There weren’t enough Americans with shitty credit taking out loans to satisfy investors’ appetite for the end product. The firms used Eisman’s bet to synthesize more of them. Here, then, was the difference between fantasy finance and fantasy football: When a fantasy player drafts Peyton Manning, he doesn’t create a second Peyton Manning to inflate the league’s stats. But when Eisman bought a credit-default swap, he enabled Deutsche Bank to create another bond identical in every respect but one to the original. The only difference was that there was no actual homebuyer or borrower. The only assets backing the bonds were the side bets Eisman and others made with firms like Goldman Sachs.
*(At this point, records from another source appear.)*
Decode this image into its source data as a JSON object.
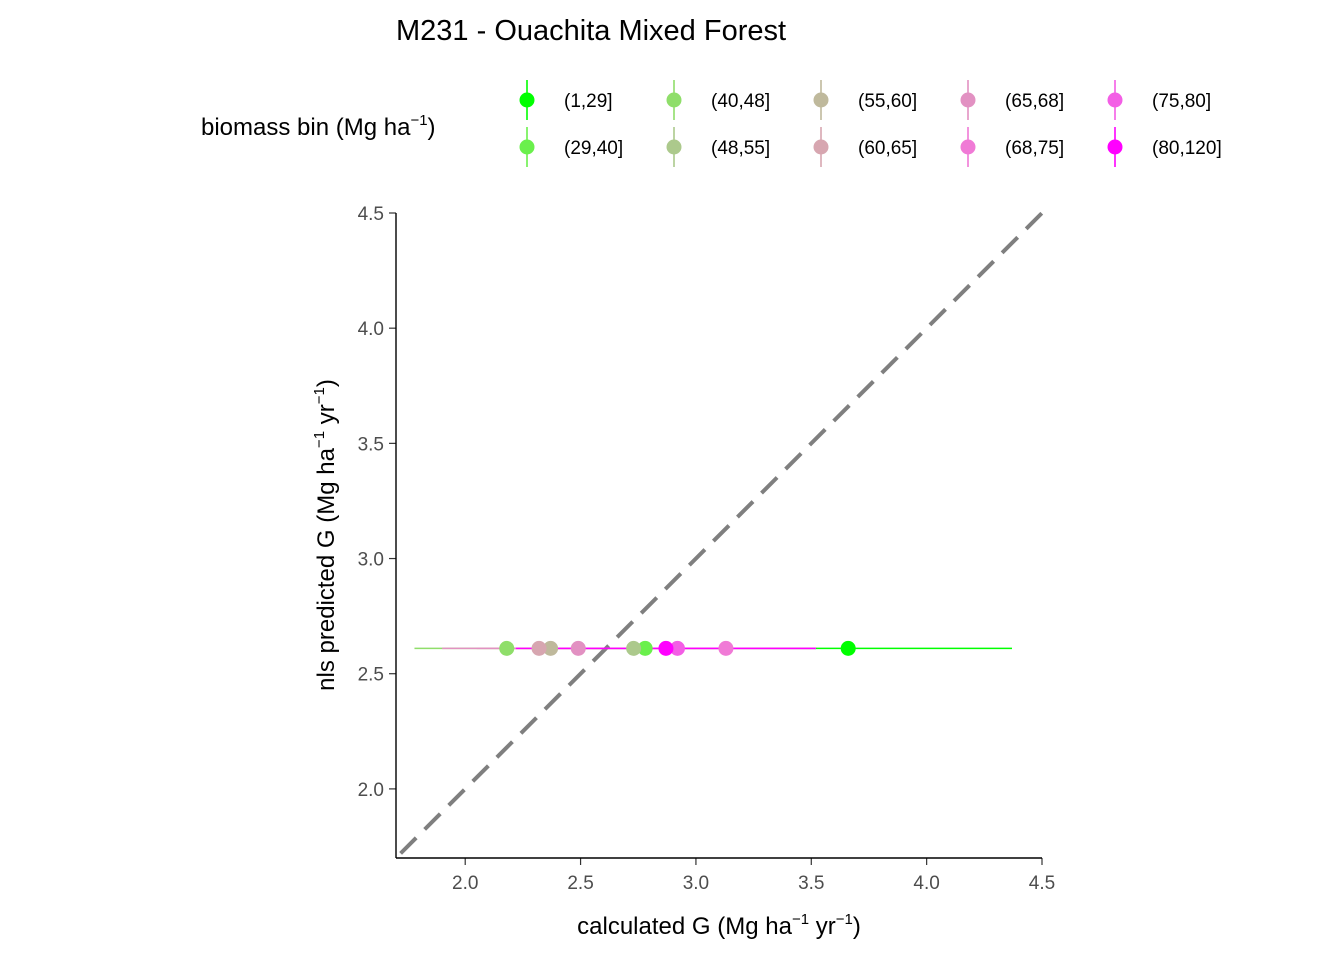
{
  "chart_data": {
    "type": "scatter",
    "title": "M231 - Ouachita Mixed Forest",
    "xlabel": {
      "main": "calculated G (Mg ha",
      "sup1": "−1",
      "mid": " yr",
      "sup2": "−1",
      "end": ")"
    },
    "ylabel": {
      "main": "nls predicted G (Mg ha",
      "sup1": "−1",
      "mid": " yr",
      "sup2": "−1",
      "end": ")"
    },
    "xlim": [
      1.7,
      4.5
    ],
    "ylim": [
      1.7,
      4.5
    ],
    "x_ticks": [
      2.0,
      2.5,
      3.0,
      3.5,
      4.0,
      4.5
    ],
    "y_ticks": [
      2.0,
      2.5,
      3.0,
      3.5,
      4.0,
      4.5
    ],
    "x_tick_labels": [
      "2.0",
      "2.5",
      "3.0",
      "3.5",
      "4.0",
      "4.5"
    ],
    "y_tick_labels": [
      "2.0",
      "2.5",
      "3.0",
      "3.5",
      "4.0",
      "4.5"
    ],
    "reference_line": {
      "type": "identity",
      "style": "dashed",
      "color": "#7f7f7f"
    },
    "legend": {
      "title": {
        "main": "biomass bin (Mg ha",
        "sup": "−1",
        "end": ")"
      },
      "placement": "top"
    },
    "series": [
      {
        "name": "(1,29]",
        "color": "#00ff00",
        "x": 3.66,
        "y": 2.61,
        "xerr": [
          2.95,
          4.37
        ]
      },
      {
        "name": "(29,40]",
        "color": "#6af04c",
        "x": 2.78,
        "y": 2.61,
        "xerr": [
          2.55,
          3.0
        ]
      },
      {
        "name": "(40,48]",
        "color": "#8fde6a",
        "x": 2.18,
        "y": 2.61,
        "xerr": [
          1.78,
          2.6
        ]
      },
      {
        "name": "(48,55]",
        "color": "#acc98c",
        "x": 2.73,
        "y": 2.61,
        "xerr": [
          2.5,
          2.96
        ]
      },
      {
        "name": "(55,60]",
        "color": "#bfb99c",
        "x": 2.37,
        "y": 2.61,
        "xerr": [
          2.15,
          2.6
        ]
      },
      {
        "name": "(60,65]",
        "color": "#d7a6b0",
        "x": 2.32,
        "y": 2.61,
        "xerr": [
          2.05,
          2.6
        ]
      },
      {
        "name": "(65,68]",
        "color": "#e291c2",
        "x": 2.49,
        "y": 2.61,
        "xerr": [
          1.9,
          3.08
        ]
      },
      {
        "name": "(68,75]",
        "color": "#f07ad6",
        "x": 3.13,
        "y": 2.61,
        "xerr": [
          2.75,
          3.5
        ]
      },
      {
        "name": "(75,80]",
        "color": "#f35ee5",
        "x": 2.92,
        "y": 2.61,
        "xerr": [
          2.3,
          3.52
        ]
      },
      {
        "name": "(80,120]",
        "color": "#ff00ff",
        "x": 2.87,
        "y": 2.61,
        "xerr": [
          2.22,
          3.52
        ]
      }
    ]
  }
}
Eisman, in effect, was paying to Goldman the interest on a subprime mortgage. In fact, there was no mortgage at all. “They weren’t satisfied getting lots of unqualified borrowers to borrow money to buy a house they couldn’t afford,” Eisman says. “They were creating them out of whole cloth. One hundred times over! That’s why the losses are so much greater than the loans. But that’s when I realized they needed us to keep the machine running. I was like, This is allowed?”

Who are "us"? Investors buying the toxic mortgages. The market was so delusional and drunk with greed that they actually made up fantasy/false mortgages to satiate it.

And here we are now, our economy on life-support. And we, the people, and the taxpayers, are footing the bill. How do you like that?